The updated schedule - ?released less than a week after SMART unveiled the earlier version - still includes 34 trips on weekdays, with the same number of trains. It shortened some 90-minute waits to hourlong gaps and retained 30-minute ?intervals across most of the peak hours of operation.
The additional arrival and departure times are geared to appeal to more commuters, planned to be the rail line’s key group of users. The new timetable, for example, includes a new 7:30 a.m. southbound departure from downtown Santa Rosa and a new 5:29 p.m. departure northbound from San Rafael.
The adjusted timetable resulted from work over the weekend by SMART officials and representatives of regional transportation agencies following a deluge of complaints since last week on the rail agency’s ?social media sites. Debora Fudge, SMART’s board chairwoman and the mayor of Windsor, said it became clear that what the rail agency put out originally was not going to work.
“Within six days we’ve changed it (the schedule) and I’m getting a lot of thumbs up from people who want to travel to Larkspur and San Rafael, and the other way,” Fudge said of the newly revised schedule.
It also includes an earlier start time for the first southbound train, which is now scheduled to depart the north Santa Rosa station at Airport Boulevard at 4:19 a.m., 30 minutes earlier than previously announced.
SMART is planning to launch passenger service by next month - a timeline officials said included operating trains on the schedule for two weeks. The revised timetable released Tuesday does not alter the start date plans, according to Fudge.
Will Mast, a Petaluma environmental engineer who commutes to Novato, said Tuesday he is pleased with the changes. Mast’s discontent with the earlier version was highlighted Sunday in a Press Democrat story.

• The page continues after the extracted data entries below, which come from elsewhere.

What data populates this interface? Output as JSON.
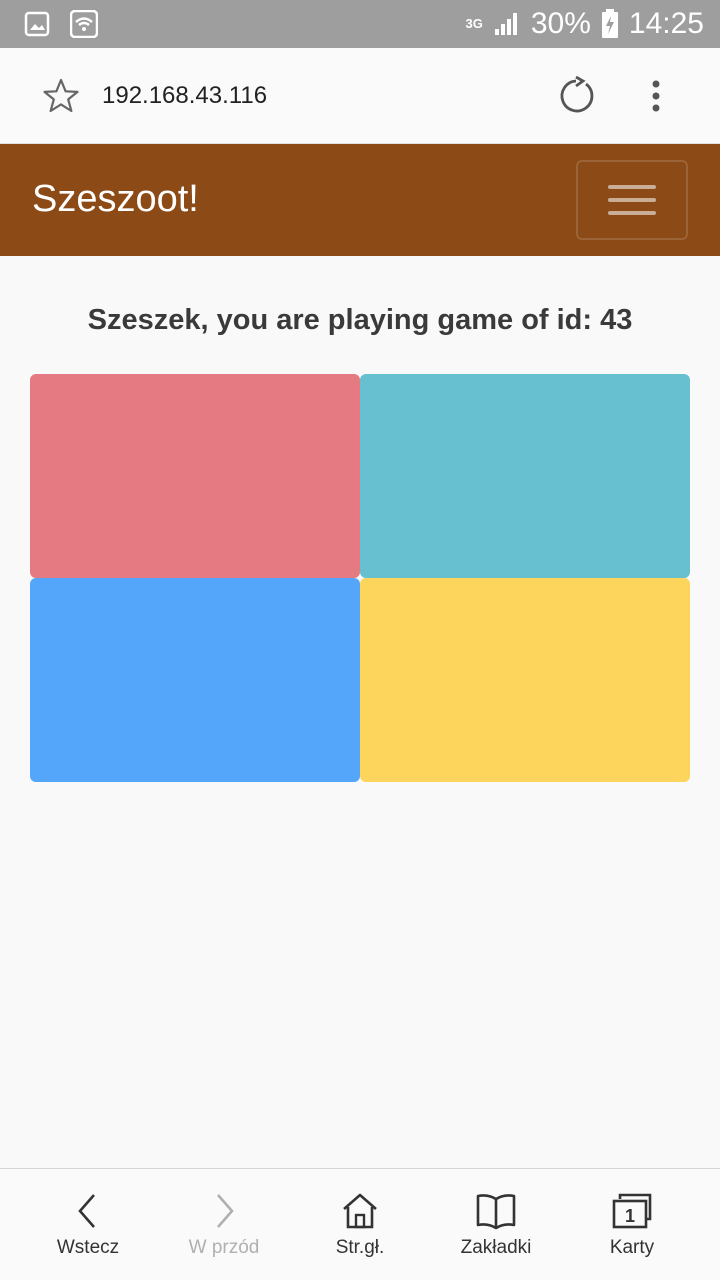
{
  "status_bar": {
    "network_type": "3G",
    "battery_percent": "30%",
    "time": "14:25",
    "icons": [
      "gallery-icon",
      "wifi-icon",
      "signal-icon",
      "battery-charging-icon"
    ]
  },
  "browser": {
    "url": "192.168.43.116",
    "icons": [
      "star-icon",
      "reload-icon",
      "more-vert-icon"
    ]
  },
  "navbar": {
    "brand": "Szeszoot!",
    "background_color": "#8b4a16",
    "toggler_icon": "hamburger-icon"
  },
  "main": {
    "heading": "Szeszek, you are playing game of id: 43",
    "tiles": [
      {
        "color": "#e57a83"
      },
      {
        "color": "#67c0d0"
      },
      {
        "color": "#54a6fb"
      },
      {
        "color": "#fdd55d"
      }
    ]
  },
  "bottom_bar": {
    "items": [
      {
        "label": "Wstecz",
        "icon": "back-arrow-icon",
        "enabled": true
      },
      {
        "label": "W przód",
        "icon": "forward-arrow-icon",
        "enabled": false
      },
      {
        "label": "Str.gł.",
        "icon": "home-icon",
        "enabled": true
      },
      {
        "label": "Zakładki",
        "icon": "bookmarks-icon",
        "enabled": true
      },
      {
        "label": "Karty",
        "icon": "tabs-icon",
        "enabled": true,
        "tab_count": "1"
      }
    ]
  }
}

“I feel that the updated schedule greatly increases the likelihood of ridership for me and my co-workers,” said Mast, whose Novato office is across the street from the San Marin station. “While SMART can’t hope to please everyone, this update has a much better shot at pleasing a far greater number and improving the odds of reasonable starting ridership.”
John Oblad, a software engineer for Autodesk who commutes from Santa Rosa to San Rafael, also praised the update, saying the addition of a 7:30 a.m. departure from downtown Santa Rosa and a 5:35 p.m. departure from San Rafael better suits his schedule.
But Oblad voiced a new concern that if he misses the 5:35 p.m. train, he will be stuck in San Rafael until he can catch the next northbound train, at ?7:05 p.m.
“I hope there will be room,” he said.
That particular 90-minute gap is one of several that still exist during peak commute hours on the revised timetable. Some have been reduced to 60-minute windows, which did not exist in the previous schedule. Most trains will operate on a 30-minute interval during peak commute periods.
Under the new schedule, for example, there will now be trains arriving in San Rafael at 7:26 a.m., ?8:26 a.m. and 8:56 a.m.
The previous version had trains arriving at that station at only 7:26 a.m. and 8:56 a.m.
Farhad Mansourian, SMART’s general manager, has not responded to requests for comment on the schedule since last week. A spokeswoman Tuesday said Mansourian was out of town.
Mansourian apparently did not brief SMART’s board prior to unveiling the train schedule at the directors’ meeting last week in Petaluma. After that meeting, the rail agency was engulfed by a wave of criticism over its final timetable, which, along with fares, will determine for many whether they use the trains.
Fudge on Tuesday offered mixed reviews for how the schedule was rolled out.
“Sometimes things are done very quickly because we have to because of all the complications of getting rail service started,” she said. “Do I wish we’d had a month to look at the schedule? Yes, I do. Did we fix it in less that a week? Yes, we did.”
Sonoma County Supervisor David Rabbitt, who also sits on the SMART board, said he would have preferred knowing in advance the schedule included 90-minute gaps.
“I always appreciate a heads-up,” Rabbitt said.
The revised schedule still does not appear to meet the mandate for SMART’s service as outlined in the 2008 ballot measure North Bay voters approved to support the rail initiative. It stated passenger service would be delivered at 30-minute intervals during “rush hours.”